Sam turned and confronted him, with a steady gaze of ineffable contempt.

"Now, who said it wasn't dead ahead?-tell me that . Shows how much you know about earthquakes. 'Course, I didn't mean just this continent, nor just this earth: I tell you, the whole thing's turned!"

A TALE OF SPANISH VENGEANCE.

Don Hemstitch Blodoza was an hidalgo -one of the highest dalgos of old Spain. He had a comfortably picturesque castle on the Guadalquiver, with towers, battlements, and mortages on it; but as it belonged, not to his own creditors, but to those of his bitterest enemy, who inhabited it, Don Hemstitch preferred the forest as a steady residence. He had that curse of Spanish pride which will not permit one to be a burden upon the man who may happen to have massacred all one's relations, and set a price upon the heads of one's family generally. He had made a vow never to accept the hospitality of Don Symposio-not if he died for it. So he pervaded the romantic dells, and the sunless jungle was infected with the sound of his guitar. He rose in the morning and laved him in the limpid brooklet; and the beams of the noonday sun fell upon him in the pursuit of diet-

"The thistle's downy seed his fare,

His drink the morning dew."

He throve but indifferently upon this meagre regimen, but beyond all other evils a true Spaniard of the poorer sort dreads obesity. During the darkest night of the season he will get up at an absurd hour and stab his best friend in the back rather than grow fat.

It will of course be suspected by the experienced reader that Don Hemstitch did not have any bed. Like the Horatian lines above quoted-

"He perched at will on every spray."

In translating this tale into the French, M. Victor Hugo will please twig the proper meaning of the word "spray"; I shall be very angry if he make it appear that my hero is a gull.

One morning while Don Hemstitch was dozing upon his leafy couch-not his main couch, but a branch-he was roused from his tranquil nap by the grunting of swine; or, if you like subtle distinctions, by the sound of human voices. Peering cautiously through his bed-hangings, he saw below him at a little distance two of his countrymen in conversation. The fine practised phrenzy of their looks, their excellently rehearsed air of apprehensive secrecy, showed him they were merely conspiring against somebody's life; and he dismissed the matter from his mind until the mention of his own name recalled his attention. One of the conspirators was urging the other to make one of a joint-stock company for the Don's assassination; but the more conscientious plotter would not consent.

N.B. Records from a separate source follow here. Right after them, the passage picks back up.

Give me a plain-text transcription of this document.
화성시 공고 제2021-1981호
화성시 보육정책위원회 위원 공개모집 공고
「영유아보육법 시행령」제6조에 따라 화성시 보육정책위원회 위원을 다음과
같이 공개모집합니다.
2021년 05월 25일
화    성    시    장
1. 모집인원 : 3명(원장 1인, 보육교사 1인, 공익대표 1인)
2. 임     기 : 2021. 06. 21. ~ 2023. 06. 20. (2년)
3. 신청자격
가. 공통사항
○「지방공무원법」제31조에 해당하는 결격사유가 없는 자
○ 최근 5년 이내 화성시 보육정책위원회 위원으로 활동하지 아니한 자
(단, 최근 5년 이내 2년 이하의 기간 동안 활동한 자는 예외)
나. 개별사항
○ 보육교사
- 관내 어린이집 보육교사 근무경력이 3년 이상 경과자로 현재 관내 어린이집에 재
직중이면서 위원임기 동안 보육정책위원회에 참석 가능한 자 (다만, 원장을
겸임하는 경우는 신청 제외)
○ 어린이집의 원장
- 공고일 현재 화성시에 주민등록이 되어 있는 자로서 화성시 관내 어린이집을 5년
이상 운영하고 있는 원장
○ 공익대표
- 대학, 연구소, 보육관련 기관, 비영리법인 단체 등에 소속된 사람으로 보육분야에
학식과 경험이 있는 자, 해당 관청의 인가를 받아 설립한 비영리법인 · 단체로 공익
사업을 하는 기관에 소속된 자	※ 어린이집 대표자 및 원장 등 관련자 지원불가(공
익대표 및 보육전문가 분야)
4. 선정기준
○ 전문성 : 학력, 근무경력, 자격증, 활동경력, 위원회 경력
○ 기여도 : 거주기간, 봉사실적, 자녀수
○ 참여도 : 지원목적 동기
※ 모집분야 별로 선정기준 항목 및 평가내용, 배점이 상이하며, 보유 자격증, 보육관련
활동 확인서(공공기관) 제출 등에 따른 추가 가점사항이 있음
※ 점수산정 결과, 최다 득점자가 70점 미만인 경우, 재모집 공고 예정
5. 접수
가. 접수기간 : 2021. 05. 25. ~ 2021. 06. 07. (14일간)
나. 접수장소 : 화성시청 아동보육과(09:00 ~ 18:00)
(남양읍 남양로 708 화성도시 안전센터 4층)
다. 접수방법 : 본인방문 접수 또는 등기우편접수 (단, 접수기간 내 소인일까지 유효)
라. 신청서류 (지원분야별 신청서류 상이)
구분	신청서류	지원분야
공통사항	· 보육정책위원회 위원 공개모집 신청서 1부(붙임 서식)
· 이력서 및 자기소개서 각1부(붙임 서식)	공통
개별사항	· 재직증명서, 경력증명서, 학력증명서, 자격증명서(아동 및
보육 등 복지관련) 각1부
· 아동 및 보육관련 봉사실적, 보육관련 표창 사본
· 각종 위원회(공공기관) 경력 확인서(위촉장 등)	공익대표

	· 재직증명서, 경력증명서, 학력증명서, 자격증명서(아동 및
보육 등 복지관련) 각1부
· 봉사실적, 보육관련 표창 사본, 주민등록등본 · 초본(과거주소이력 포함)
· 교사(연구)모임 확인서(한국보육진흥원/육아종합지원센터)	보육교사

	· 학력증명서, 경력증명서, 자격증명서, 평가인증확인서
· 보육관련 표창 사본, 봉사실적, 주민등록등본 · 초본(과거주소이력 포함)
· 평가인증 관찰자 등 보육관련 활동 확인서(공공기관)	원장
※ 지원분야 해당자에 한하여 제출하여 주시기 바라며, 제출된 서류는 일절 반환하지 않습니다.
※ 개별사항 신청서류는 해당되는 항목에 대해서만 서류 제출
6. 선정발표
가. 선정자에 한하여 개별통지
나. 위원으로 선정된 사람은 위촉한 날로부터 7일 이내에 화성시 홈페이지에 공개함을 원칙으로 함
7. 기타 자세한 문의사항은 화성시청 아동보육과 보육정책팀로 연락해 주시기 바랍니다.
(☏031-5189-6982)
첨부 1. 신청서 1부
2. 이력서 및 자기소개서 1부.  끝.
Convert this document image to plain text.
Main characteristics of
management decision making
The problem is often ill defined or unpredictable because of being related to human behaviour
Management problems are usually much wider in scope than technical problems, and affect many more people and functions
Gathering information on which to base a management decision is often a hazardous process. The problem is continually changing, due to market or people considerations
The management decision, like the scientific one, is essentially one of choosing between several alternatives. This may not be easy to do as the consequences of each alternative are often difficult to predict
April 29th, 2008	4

"The laws of Spain," said the latter, "with which we have an acquaintance meanly withheld from the attorneys, enjoin that when one man murders another, except for debt, he must make provision for the widow and orphans. I leave it to you if, after the summer's unprofitable business, we are in a position to assume the care and education of a large family. We have not a single asset, and our liabilities amount to fourteen widows, and more than thirty children of strong and increasing appetite.

" Car-r-rajo!" hissed the other through his beard; "we will slaughter the lot of them!"

At this cold-blooded proposition his merciful companion recoiled aghast.

" Diablo !" he shrieked. "Tempt me no farther. What! immolate a whole hecatomb of guiltless women and children? Consider the funeral expense!"

There is really no moving the law-abiding soul to crime of doubtful profit. But Don Hemstitch was not at ease; he could not say how soon it might transpire that he had nor chick nor child. Should Don Symposio pass that way and communicate this information-and he was in a position to know-the moral scruples of the conscientious plotter would vanish like the baseless fabric of a beaten cur. Moreover, it is always unpleasant to be included in a conspiracy in which one is not a conspirator. Don Hemstitch resolved to sell his life at the highest market price.